Paris, March 20: A French naval officer’s public fitness app activity revealed the real-time location of the aircraft carrier Charles de Gaulle in the Mediterranean, a security lapse reported by Le Monde amid rising tensions in the West Asia region.
Le Monde says the carrier’s position was exposed after a sailor logged a workout on his public profile, allowing anyone to track the ship. The sailor used a smartwatch to record a 36-minute run on March 13, covering more than four miles on the carrier’s deck. The data placed the nearly 900-foot vessel near Cyprus, about 62 miles off the Turkish coast.
The disclosure came about two weeks after US and Israeli airstrikes on Iran and shortly after France announced the carrier’s deployment on March 3. The fitness app in question reportedly has around 120 million users and lets runners and cyclists share workouts with location data—a feature that has previously raised operational security concerns for military personnel.
Le Monde also reported at least one other public profile sharing geotagged workouts from another French Navy ship on active duty, including images of the deck, crew members and onboard exercise equipment.
France has faced similar problems before: security staff linked to President Emmanuel Macron and to other world leaders have used such apps in ways that exposed sensitive locations. In one prior case, a security agent tied to a US presidential visit publicly shared a running route that allowed observers to identify the visit’s location.

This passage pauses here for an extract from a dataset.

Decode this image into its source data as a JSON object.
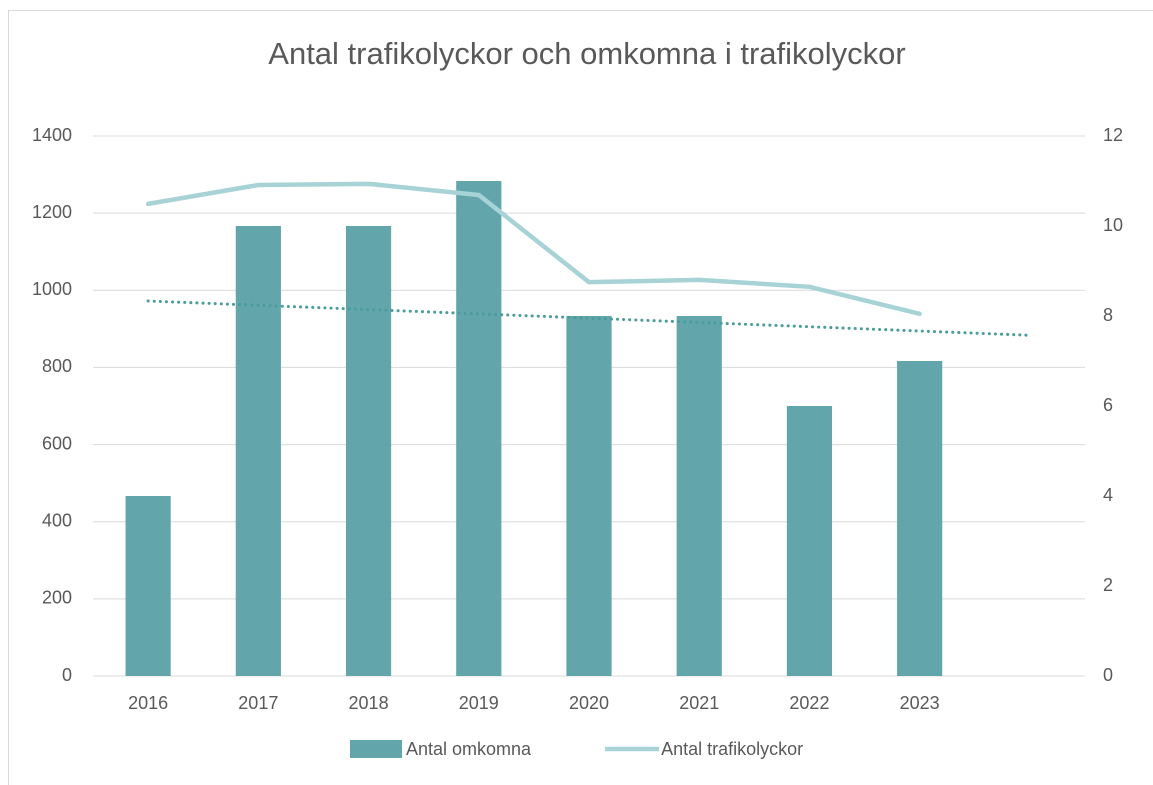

The French Armed Forces General Staff told Le Monde the sailor broke digital security rules by sharing his run and said “appropriate measures will be taken by the command.”
Regional tensions have been high: one-way attack drones previously struck a British base in Cyprus. Reuters, citing Cypriot officials, reported the attack targeted the UK base and was likely carried out by Iranian-backed Hezbollah using an Iranian Shahed-series drone. Following the strike, the UK deployed SAM systems, helicopters and the Type 45 destroyer HMS Dragon to Cyprus.
Separately, US President Donald Trump has urged allies to bolster protection of the Strait of Hormuz, a strategic shipping route under threat amid escalating Gulf tensions.